Equifax may have created new problems for itself, however, in the form of an arbitration clause and class action waiver the company included in the tool’s terms of agreement. While Equifax included a note in its Frequently Asked Questions section that the arbitration clause does not apply to the cybersecurity incident, swift and furious backlash from consumers forced the company to make a formal announcement on the website that use of its service does not require that users waive their rights to class action litigation.

Hornbeck said that while the company did a great job of putting together and publicizing the impact check website quickly, she found Equifax’s decision to quietly include the language in its terms of agreement “interesting.”

“It’s a mess to be honest, from the corporate perspective, from the response perspective,” Hornbeck said of the arbitration clause and its respective backlash.

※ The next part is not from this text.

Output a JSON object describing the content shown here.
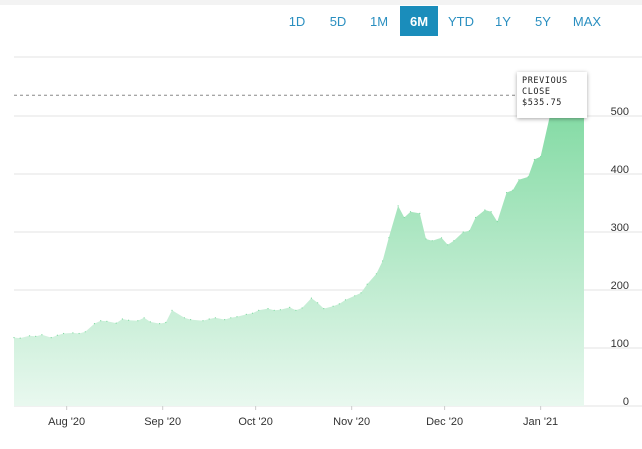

Rubin added that the arbitration clause would likely be difficult to enforce. The credit bureau is already obligated to provide free credit monitoring in the event of such a breach under a number of state laws. Rubin pointed specifically to Connecticut’s data breach amendments, which calls for businesses to offer one year of free identity-theft protection service, meaning that Equifax would be obligated to provide this service regardless of whether or not consumers opted to forgo their right to form a class. “There’s no exchange there,” Rubin explained.

Further complicating matters, Equifax has also drawn public scrutiny and litigation from allegations that three company executives sold $1.8 million worth of stock before notifying customers of the data breach.

Hornbeck said that a big way that companies can learn from these mistakes is by bolstering their incident response planning. While it’s now more common practice to set up a formalized plan, Hornbeck noted that many organizations fail to drill their testing procures, leaving them susceptible to unanticipated problems.

“It is absolutely not enough to just have an incident response plan written down. You have to test that thing; you have to be sure it’s been developed and documented in such a way that it’s as airtight as it can possibly be,” she said.

This means, ideally, making sure that issues never arise. Regular penetration testing and third-party assessments can help organizations figure out how to begin addressing potential issues, including human error.

Andy Wilson, CEO and founder of Logikcull, said that for organizations using third-party vendors, as the attorney in the Wells Fargo breach attributed data leakage to, thinking through how to apply incident response standards outward is worth considering.

“I would demand to see what their quality control checklist was. If you’re going to use a human vendor, I would demand to see the checklist completed prior to the shipment of production. You don’t want to ship something before its ready,” he explained.

For Wells Fargo, some of the human error could have also come from confusing user interface design, something that could have potentially been avoided with a workflow assessment. “Most people don’t have enough time to evaluate their own workflow and look for new tools,” Wilson added.

Although keeping pace with potential hackers and leaks can seem like a truly Sisyphean task given the current complexity of cybersecurity work today, but the need to protect sensitive client data is worth the fight. In the eyes of regulators, it absolutely has to be.

“We are where we are. For whatever reason were not keeping up with the bad guys. States are going to do what they feel is correct to protect their residents,” Hornbeck said.